Anyway... I wanted to thank you for sharing your story.
It's so easy for people to criticize an overweight person. They have a holier-than-thou attitude and try to tell you how to lose weight. I'm so tired of people telling me that I should lose weight. Who are they to tell me? Do they know me? My friends know what I go through trying to lose weight, it's the strangers that feel that they are "obligated" to say something that really gets me mad.
I have researched, pondered, sought counseling and at my age, 58 I have finally made up my mind to have a bypass done. I have been lucky so far. My health is still good. But I don't want to go into my old age crippled by my weight.
However, I believe that each person should do what is right for them. I also believe that people are born genetically predisposed to a certain size. I was thin, all my life.

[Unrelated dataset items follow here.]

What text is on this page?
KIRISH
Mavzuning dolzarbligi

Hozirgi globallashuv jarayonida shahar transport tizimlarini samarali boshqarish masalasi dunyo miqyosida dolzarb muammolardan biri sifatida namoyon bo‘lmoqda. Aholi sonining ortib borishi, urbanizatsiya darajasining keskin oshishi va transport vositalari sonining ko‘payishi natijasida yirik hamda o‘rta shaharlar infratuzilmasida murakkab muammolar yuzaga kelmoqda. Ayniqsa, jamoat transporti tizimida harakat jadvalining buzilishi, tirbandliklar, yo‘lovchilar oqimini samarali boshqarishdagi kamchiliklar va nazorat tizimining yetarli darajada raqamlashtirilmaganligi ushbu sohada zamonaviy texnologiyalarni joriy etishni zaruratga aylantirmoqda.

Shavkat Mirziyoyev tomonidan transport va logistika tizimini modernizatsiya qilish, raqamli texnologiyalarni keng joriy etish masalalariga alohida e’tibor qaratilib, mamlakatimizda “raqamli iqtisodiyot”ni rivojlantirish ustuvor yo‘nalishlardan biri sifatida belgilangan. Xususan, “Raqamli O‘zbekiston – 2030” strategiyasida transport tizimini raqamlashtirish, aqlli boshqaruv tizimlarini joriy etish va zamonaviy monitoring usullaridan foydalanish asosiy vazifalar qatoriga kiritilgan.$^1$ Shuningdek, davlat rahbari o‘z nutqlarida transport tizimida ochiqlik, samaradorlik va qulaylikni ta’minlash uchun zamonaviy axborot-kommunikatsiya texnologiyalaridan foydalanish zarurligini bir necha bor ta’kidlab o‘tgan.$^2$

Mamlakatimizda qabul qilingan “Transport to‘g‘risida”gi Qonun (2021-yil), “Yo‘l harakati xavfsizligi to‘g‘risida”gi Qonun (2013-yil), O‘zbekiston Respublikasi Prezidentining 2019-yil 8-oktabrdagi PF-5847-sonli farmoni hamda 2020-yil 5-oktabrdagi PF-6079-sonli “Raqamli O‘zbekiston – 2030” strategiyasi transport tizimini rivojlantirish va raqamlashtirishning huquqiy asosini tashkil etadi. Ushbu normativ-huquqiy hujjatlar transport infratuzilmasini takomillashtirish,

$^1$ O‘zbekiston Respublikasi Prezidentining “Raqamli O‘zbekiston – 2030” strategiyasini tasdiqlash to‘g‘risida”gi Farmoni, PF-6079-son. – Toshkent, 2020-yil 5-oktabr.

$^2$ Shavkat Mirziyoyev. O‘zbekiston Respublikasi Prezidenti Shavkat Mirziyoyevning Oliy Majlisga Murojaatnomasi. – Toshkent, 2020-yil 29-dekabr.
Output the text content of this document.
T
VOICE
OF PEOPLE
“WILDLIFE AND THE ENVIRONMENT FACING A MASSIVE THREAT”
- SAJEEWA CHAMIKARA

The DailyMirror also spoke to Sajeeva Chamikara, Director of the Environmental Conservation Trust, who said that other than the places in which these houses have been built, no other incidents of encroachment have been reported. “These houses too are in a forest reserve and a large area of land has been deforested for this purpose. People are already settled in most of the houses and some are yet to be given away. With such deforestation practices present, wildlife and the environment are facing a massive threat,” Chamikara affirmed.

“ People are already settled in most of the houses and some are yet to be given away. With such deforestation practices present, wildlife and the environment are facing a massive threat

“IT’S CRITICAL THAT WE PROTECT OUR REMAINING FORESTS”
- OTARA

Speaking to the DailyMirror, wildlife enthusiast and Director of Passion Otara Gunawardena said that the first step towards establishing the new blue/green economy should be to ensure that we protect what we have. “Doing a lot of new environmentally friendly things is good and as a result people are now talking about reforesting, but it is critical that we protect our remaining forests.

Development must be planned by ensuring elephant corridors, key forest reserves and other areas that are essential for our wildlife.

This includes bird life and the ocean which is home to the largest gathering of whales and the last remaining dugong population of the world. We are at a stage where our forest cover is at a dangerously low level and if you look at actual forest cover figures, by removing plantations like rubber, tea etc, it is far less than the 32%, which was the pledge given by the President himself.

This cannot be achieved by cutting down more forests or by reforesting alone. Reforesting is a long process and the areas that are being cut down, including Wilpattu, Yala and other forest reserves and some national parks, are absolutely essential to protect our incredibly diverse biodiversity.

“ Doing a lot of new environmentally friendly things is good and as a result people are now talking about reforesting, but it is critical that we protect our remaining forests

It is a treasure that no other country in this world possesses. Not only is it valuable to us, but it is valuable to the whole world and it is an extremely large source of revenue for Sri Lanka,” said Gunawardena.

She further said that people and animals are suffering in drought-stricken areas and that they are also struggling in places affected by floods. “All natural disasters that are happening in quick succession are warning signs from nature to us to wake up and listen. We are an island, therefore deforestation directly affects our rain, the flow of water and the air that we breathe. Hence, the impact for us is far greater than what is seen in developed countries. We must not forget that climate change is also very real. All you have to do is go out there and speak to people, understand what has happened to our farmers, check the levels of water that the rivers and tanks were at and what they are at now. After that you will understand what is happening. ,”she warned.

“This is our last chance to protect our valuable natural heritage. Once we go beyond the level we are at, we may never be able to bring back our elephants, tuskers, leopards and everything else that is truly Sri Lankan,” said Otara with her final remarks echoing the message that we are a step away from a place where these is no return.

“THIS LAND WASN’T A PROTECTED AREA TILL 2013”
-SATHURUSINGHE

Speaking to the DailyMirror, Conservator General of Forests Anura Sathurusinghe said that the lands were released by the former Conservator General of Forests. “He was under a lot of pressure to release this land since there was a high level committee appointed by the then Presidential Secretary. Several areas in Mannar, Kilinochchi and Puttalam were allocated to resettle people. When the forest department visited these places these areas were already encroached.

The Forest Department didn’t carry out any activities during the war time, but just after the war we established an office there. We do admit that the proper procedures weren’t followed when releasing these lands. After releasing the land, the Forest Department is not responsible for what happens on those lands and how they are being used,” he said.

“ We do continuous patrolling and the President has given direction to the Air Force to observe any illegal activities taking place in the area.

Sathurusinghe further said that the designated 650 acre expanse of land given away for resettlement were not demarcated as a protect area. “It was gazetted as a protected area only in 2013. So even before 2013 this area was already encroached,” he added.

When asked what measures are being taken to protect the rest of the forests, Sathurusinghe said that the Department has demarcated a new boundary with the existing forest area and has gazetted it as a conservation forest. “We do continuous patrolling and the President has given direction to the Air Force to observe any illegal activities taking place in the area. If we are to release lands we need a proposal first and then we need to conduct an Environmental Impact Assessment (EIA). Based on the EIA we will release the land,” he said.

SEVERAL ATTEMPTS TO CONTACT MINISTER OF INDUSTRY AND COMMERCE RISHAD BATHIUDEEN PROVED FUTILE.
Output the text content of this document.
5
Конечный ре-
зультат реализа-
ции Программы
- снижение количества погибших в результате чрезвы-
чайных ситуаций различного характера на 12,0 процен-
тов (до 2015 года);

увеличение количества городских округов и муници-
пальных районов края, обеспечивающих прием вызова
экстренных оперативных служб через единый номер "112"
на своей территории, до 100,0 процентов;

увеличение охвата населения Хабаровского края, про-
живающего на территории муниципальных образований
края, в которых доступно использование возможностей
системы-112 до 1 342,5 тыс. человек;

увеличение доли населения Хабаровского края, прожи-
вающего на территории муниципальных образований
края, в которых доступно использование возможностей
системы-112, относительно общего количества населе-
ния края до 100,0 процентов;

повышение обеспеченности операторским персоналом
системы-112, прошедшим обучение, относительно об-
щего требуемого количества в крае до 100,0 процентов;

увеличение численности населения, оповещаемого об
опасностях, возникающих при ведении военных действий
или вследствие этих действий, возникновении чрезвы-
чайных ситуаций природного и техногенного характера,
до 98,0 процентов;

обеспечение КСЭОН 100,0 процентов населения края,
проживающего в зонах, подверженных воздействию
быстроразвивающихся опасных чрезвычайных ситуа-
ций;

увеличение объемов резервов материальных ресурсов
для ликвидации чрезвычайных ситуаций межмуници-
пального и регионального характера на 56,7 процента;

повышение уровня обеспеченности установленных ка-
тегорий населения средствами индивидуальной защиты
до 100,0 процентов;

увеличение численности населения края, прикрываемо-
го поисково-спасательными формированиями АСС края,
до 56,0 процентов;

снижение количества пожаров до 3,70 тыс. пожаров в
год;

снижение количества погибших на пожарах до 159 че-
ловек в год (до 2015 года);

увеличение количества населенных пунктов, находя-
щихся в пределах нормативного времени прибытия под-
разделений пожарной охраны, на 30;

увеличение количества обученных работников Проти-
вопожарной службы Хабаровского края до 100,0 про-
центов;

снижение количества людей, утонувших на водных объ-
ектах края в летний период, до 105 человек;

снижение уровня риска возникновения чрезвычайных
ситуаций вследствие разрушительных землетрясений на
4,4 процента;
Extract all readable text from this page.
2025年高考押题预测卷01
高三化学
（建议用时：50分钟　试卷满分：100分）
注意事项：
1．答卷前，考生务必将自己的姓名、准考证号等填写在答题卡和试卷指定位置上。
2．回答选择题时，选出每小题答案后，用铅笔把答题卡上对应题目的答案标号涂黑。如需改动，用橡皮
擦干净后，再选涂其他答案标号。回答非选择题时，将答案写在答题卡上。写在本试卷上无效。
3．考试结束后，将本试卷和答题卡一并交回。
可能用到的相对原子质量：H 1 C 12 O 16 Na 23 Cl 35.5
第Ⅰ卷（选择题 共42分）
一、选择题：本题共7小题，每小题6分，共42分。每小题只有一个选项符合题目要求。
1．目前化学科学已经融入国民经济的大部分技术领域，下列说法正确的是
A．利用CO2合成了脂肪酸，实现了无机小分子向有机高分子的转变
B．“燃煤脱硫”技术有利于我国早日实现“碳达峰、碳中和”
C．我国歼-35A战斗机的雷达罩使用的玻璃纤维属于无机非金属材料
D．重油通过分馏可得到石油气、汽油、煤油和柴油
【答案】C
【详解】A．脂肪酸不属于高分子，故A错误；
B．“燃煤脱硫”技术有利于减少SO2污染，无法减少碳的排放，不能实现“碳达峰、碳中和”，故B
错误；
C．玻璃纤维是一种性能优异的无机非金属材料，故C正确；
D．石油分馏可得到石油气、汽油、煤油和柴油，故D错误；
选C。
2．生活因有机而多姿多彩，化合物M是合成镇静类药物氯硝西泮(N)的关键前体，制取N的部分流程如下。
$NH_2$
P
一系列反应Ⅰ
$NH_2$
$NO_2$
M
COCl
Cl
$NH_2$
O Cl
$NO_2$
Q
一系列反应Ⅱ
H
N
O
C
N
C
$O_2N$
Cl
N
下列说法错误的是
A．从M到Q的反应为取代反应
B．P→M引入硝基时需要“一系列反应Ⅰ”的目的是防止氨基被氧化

Through two pregnancies, never gaining more than 20 pounds, delivering healthy 8 pound babies. I never had a problem until.... until I started smoking, after 6 years I attempted to quit and gained about 15 pounds. At that time I weighed about 140 at 5'7". But, I dieted, yo-yo'd up and down using so many diets, name it and I have done it. Me and Oprah!
Now I will use this tool to help me regain my health and my mobility so I can live the rest of my life instead of just exist until I die.
I do know, however, that you will often hear someone say something like, "It is such a shame she got so heavy. She might have lived longer if she hadn't."
I want my children and grandchildren to remember me as someone active, the real me, instead of someone who was crippled. I am the woman who worked a ranch, bucked hay, hand dug my quarter acre garden, fed the cattle, chopped firewood, used a wringer washer for years to do laundry. I kept up with the men on the stocking crew at the store where I worked. I was active.